Quando falamos em abastecimento de água, ainda mais em uma metrópole como São Paulo, a primeira coisa que vem à cabeça são as megaestruturas de represas, além de uma boa água tratada correndo pelos canos e caixas d’água de toda cidade. Mas nem sempre foi assim, ainda mais em São Paulo, onde toda nossa infraestrutura foi desenvolvida “por necessidade” e não por planejamento prévio. No final do século XIX ainda dependíamos de chafarizes e fontes que, atualmente, são sinônimos de embelezamento. Esse sistema, de chafarizes e fontes, são o tema do resgate de hoje e, grande parte do texto a seguir, foi encontrado no acervo da Assembleia Legislativa de São Paulo.
O abastecimento oficial de São Paulo começou a ser idealizado e montado a partir do século XVIII, com as técnicas da época, com canaletas cobertas e que, no fim de tudo, seguiam apenas a lei da gravidade. A filtragem da água era feita da maneira mais antiga possível: com pedras depositadas no fundo das canaletas. Vale, aqui, um pequeno registro histórico. O sistema de abastecimento de água da cidade imperial teve duas origens: a primeira e mais antiga oriunda do Convento de São Francisco, onde os frades utilizaram o transporte de água feito por adução, ou seja, conduzir a água na rede de distribuição precária que havia. Essa água era proveniente do córrego do Anhangabaú e, inicialmente, era destinada ao uso privado, sendo posteriormente adotada para o uso público.
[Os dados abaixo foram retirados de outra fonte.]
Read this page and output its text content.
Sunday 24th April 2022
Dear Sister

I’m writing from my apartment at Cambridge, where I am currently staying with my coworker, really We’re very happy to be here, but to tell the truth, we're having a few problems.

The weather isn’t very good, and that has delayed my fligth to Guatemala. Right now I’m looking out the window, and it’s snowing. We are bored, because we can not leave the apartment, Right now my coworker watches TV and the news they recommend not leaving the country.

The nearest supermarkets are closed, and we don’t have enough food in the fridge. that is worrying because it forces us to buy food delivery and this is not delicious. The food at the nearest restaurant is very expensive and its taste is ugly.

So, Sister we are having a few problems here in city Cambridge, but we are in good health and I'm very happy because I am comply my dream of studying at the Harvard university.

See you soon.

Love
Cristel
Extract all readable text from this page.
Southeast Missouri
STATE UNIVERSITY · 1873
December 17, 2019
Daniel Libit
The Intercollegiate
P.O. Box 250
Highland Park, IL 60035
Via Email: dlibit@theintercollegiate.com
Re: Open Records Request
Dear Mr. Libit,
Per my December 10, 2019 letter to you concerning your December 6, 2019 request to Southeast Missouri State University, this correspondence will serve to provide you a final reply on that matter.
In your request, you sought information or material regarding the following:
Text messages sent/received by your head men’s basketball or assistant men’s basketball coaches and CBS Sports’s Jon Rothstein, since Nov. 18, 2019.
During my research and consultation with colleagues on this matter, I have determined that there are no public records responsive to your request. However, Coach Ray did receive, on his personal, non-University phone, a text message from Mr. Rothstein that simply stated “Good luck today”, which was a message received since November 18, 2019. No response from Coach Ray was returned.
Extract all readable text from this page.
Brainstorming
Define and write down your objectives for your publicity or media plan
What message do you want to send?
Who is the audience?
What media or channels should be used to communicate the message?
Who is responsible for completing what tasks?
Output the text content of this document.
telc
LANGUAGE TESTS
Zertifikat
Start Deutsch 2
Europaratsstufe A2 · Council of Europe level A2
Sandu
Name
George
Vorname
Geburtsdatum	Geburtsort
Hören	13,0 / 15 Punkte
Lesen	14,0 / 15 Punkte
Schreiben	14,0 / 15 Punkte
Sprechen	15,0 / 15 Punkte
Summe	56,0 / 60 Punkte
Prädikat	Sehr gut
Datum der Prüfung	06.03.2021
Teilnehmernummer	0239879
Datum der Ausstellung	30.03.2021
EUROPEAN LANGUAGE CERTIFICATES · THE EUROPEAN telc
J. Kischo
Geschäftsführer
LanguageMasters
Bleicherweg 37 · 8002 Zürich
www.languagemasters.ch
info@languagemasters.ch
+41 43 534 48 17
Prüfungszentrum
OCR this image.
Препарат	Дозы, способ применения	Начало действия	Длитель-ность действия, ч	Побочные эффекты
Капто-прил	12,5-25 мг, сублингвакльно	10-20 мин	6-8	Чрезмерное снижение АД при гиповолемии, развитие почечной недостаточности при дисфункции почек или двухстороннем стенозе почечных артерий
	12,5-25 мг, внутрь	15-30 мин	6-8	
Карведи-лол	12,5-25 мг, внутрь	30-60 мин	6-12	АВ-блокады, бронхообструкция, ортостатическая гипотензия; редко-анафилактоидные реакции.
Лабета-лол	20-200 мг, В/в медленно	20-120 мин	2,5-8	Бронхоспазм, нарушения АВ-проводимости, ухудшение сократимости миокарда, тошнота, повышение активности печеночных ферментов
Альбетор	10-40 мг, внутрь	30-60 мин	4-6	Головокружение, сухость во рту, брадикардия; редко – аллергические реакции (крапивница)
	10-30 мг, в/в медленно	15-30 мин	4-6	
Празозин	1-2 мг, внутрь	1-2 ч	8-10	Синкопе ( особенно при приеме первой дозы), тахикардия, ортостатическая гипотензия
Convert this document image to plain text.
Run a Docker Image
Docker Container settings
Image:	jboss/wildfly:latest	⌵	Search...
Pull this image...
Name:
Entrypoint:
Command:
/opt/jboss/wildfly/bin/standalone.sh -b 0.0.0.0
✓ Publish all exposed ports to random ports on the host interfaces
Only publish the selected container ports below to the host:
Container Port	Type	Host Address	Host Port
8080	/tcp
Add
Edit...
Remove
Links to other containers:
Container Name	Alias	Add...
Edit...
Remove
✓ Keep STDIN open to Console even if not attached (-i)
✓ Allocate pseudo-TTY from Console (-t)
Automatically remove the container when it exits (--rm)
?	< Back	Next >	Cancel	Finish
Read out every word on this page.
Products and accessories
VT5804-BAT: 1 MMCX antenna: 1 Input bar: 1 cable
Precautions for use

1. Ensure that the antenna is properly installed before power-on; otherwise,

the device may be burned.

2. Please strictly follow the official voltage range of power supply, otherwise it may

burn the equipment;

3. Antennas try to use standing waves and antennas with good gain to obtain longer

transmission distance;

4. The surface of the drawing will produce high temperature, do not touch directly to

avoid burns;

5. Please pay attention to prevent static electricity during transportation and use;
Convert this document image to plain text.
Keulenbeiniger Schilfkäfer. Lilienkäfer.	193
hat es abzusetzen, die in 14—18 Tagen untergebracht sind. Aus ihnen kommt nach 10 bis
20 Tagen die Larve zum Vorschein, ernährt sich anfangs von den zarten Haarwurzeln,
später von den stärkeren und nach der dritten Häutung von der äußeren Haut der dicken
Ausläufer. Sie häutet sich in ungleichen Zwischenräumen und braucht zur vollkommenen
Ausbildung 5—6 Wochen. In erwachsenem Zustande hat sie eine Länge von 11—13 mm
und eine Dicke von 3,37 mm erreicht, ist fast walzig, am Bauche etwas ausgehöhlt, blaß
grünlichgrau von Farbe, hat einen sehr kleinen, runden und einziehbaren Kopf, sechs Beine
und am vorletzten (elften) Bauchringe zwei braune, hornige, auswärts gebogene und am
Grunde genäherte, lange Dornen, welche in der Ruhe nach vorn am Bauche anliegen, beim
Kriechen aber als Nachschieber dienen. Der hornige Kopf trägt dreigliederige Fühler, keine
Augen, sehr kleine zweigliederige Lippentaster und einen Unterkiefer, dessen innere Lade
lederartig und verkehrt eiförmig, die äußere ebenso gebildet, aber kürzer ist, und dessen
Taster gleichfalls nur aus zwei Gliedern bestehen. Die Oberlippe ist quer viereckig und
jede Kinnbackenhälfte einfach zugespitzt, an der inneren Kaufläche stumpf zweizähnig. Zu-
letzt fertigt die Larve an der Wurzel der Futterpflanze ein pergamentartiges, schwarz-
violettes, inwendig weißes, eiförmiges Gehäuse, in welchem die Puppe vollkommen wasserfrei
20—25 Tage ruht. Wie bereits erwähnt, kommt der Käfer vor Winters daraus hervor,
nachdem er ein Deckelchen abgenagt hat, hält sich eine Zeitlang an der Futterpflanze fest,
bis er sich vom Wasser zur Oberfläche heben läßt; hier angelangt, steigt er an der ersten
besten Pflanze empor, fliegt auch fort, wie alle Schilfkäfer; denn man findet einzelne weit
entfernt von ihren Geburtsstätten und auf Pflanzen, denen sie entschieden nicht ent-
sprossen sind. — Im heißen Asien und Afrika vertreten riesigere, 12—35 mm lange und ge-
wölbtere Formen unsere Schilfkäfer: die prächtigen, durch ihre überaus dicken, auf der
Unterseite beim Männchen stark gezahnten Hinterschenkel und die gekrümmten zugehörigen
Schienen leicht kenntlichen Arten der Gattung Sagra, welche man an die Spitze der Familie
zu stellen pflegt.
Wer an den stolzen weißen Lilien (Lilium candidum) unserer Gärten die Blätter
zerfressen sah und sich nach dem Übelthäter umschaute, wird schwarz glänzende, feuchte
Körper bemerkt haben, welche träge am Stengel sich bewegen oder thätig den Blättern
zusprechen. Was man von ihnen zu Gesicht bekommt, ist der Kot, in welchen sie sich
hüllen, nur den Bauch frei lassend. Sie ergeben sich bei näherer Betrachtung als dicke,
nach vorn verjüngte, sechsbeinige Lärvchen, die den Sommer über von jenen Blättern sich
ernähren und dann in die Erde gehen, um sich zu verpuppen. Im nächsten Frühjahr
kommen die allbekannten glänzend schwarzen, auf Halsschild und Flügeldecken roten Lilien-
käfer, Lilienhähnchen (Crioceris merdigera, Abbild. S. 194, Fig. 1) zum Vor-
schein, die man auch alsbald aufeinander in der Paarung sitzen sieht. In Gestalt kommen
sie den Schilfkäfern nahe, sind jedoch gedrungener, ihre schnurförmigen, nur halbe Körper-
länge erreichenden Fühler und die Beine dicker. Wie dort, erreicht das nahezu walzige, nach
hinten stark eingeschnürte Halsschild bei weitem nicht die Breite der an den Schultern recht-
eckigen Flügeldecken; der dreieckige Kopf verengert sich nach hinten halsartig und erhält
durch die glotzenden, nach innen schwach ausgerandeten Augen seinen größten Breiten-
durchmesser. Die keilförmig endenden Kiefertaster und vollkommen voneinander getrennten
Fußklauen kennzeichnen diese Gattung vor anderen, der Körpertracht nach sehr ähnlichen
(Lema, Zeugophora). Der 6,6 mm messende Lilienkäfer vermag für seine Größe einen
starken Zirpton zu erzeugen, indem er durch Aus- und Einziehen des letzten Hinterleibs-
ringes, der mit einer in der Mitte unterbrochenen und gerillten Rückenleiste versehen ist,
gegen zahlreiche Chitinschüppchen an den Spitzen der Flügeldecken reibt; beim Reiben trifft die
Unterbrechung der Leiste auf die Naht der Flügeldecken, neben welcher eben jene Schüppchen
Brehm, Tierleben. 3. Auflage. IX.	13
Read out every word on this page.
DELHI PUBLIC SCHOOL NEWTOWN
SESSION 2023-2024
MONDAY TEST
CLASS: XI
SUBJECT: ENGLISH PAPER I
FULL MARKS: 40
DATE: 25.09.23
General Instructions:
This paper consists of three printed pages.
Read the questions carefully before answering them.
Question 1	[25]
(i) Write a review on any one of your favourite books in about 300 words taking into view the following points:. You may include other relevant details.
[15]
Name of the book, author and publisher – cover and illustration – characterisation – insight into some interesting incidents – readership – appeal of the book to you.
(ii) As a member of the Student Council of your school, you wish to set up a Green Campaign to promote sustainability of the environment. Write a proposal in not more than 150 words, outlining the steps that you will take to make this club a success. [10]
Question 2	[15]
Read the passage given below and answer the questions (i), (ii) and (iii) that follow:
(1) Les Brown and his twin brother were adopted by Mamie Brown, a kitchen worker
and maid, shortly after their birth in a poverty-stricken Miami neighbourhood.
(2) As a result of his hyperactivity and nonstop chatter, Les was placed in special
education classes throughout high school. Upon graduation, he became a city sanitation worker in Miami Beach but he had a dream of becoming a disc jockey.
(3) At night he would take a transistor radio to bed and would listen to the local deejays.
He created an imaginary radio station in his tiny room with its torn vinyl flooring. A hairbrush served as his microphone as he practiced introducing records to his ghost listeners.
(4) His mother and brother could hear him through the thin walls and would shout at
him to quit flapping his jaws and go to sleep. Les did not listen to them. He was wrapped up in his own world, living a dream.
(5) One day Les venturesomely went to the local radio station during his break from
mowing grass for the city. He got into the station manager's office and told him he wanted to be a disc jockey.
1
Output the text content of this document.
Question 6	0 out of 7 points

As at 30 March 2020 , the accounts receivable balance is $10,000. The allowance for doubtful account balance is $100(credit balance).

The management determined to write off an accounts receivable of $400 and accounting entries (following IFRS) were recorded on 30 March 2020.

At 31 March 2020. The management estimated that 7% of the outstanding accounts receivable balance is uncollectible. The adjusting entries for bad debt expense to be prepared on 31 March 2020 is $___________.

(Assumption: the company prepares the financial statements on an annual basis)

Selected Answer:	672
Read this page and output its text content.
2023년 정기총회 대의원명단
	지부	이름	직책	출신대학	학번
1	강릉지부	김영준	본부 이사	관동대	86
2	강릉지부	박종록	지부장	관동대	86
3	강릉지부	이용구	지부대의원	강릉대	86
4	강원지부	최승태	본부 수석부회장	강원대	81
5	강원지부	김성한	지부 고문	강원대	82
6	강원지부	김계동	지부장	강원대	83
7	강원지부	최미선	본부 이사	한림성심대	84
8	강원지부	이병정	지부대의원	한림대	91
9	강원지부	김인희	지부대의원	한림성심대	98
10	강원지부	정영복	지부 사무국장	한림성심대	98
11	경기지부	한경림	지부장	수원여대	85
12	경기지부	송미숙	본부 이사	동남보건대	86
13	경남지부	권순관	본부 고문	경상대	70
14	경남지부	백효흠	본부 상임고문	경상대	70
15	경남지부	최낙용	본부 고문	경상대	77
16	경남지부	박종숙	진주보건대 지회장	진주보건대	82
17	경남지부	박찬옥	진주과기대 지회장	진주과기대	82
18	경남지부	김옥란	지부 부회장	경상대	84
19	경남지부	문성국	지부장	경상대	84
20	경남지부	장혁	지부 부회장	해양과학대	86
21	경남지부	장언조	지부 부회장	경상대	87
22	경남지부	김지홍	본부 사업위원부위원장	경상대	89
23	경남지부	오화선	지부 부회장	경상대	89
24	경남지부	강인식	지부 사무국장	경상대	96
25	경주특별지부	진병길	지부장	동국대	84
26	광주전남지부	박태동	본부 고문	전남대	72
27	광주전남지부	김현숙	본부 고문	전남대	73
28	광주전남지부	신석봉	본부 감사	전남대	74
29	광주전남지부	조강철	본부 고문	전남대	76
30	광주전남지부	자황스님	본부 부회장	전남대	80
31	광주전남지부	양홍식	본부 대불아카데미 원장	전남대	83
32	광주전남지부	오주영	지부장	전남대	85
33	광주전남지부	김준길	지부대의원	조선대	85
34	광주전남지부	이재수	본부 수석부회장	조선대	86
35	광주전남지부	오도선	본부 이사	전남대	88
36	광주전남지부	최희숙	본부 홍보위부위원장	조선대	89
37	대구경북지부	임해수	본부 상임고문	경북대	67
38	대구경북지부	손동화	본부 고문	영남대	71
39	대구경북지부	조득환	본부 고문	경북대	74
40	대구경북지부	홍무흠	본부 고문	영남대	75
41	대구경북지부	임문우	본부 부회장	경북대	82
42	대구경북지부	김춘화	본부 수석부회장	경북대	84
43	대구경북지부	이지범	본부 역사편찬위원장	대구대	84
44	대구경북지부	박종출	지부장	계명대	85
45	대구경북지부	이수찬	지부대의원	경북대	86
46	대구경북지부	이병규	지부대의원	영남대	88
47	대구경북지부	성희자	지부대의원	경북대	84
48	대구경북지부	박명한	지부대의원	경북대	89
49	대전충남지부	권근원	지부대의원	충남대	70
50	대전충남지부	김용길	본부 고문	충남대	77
A segunda e mais relevante origem foi através de dois tanques de água formados na nascente do Anhangabaú, que ficavam no antigo morro do Caaguçu, atual bairro do Paraíso. Os tanques Municipal e Santa Teresa ficavam, respectivamente, na altura das atuais ruas João Julião e Santa Madalena. Utilizados até o limite, não tiveram condições de acompanhar a evolução populacional da cidade.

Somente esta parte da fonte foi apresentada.